Use Common Sense With Yield Estimates

Specialist suggests adjusting formula, but is this the year to do it?

Bob Nielsen, a native Nebraskan, is proud of a black-and-white picture that would appear to come for the early 1900s. A horse is pulling one huge ear of corn on a wagon, with one man riding on the ear, and the other whipping the horse to get it to go faster. While it maybe the product of some of his computer graphic skills, it makes the point. Farmers want big ears, and this time of year, they want to know if they've got enough of those big ears to produce the type of yield they're looking for- usually a bumper crop.
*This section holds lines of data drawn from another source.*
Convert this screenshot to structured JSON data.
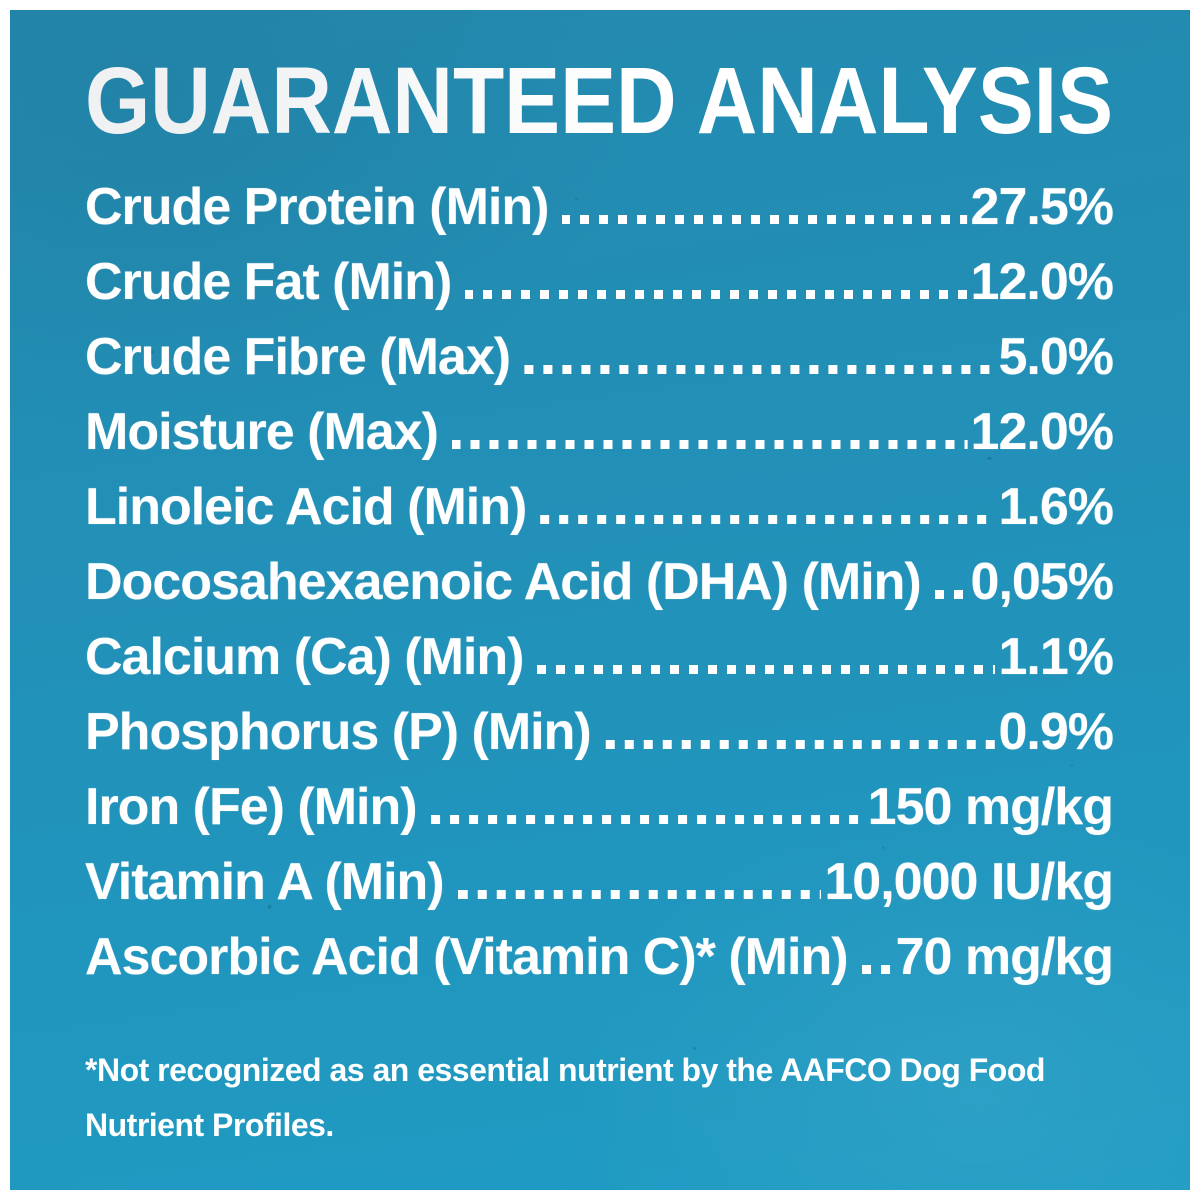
{
  "colors": {
    "background_top": "#2489ae",
    "background_mid": "#2192ba",
    "background_bottom": "#1f9cc4",
    "frame": "#ffffff",
    "text": "#ffffff"
  },
  "title": "GUARANTEED ANALYSIS",
  "analysis": {
    "rows": [
      {
        "label": "Crude Protein (Min)",
        "value": "27.5%"
      },
      {
        "label": "Crude Fat (Min)",
        "value": "12.0%"
      },
      {
        "label": "Crude Fibre (Max)",
        "value": "5.0%"
      },
      {
        "label": "Moisture (Max)",
        "value": "12.0%"
      },
      {
        "label": "Linoleic Acid (Min)",
        "value": "1.6%"
      },
      {
        "label": "Docosahexaenoic Acid (DHA) (Min)",
        "value": "0,05%"
      },
      {
        "label": "Calcium (Ca) (Min)",
        "value": "1.1%"
      },
      {
        "label": "Phosphorus (P) (Min)",
        "value": "0.9%"
      },
      {
        "label": "Iron (Fe) (Min)",
        "value": "150 mg/kg"
      },
      {
        "label": "Vitamin A (Min)",
        "value": "10,000 IU/kg"
      },
      {
        "label": "Ascorbic Acid (Vitamin C)* (Min)",
        "value": "70 mg/kg"
      }
    ]
  },
  "footnote": {
    "lines": [
      "*Not recognized as an essential nutrient by the AAFCO Dog Food",
      "Nutrient Profiles."
    ]
  }
}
Typical yield counting methods, or at least the most common one, calls for counting the number of ears in one-one/thousandth of an acre. To be consistent and no what's out there, do it in various locations within the field. Then pick three years at random by a set procedure, and count number of rows of kernels and number of kernels per row per ear. Use that information to get an average number of rows and average number of kernels per ear to use in the formula.

Then it's simply number of ears times number of rows of kernels times number of kernels per row, divided by a fudge factor. The fudge factor has typically been 90, based upon 90,000 kernels per bushel of corn.

"I think we can make the case that with today's modern hybrids, we ought to drop the fudge factor to 85," Nielsen says. "Counts we've taken typically come out closer to 85,000 kernels per bushel today. It's because of bigger kernel size with most modern hybrids."

Here's how much difference it can make. Suppose you came up with 28 ears, 18 rows, and 35 kernels per row. Using the normal formula and doing the math, that's 196 bushels per acre. A fudge factor of 90 was included in that estimate.

But if you replace 90 with 85 in the formula, here's how it turns out. Your estimate is closer to 208 bushels per acre. That's a large increase compared to the earlier estimate.

However, is this the year to convert the formula and use the higher estimate? With high heat and dry weather across much of Indiana the past several weeks, some are suspecting that kernel fill may not be up to par. With these new, modern hybrids it may be a matter of wait and see.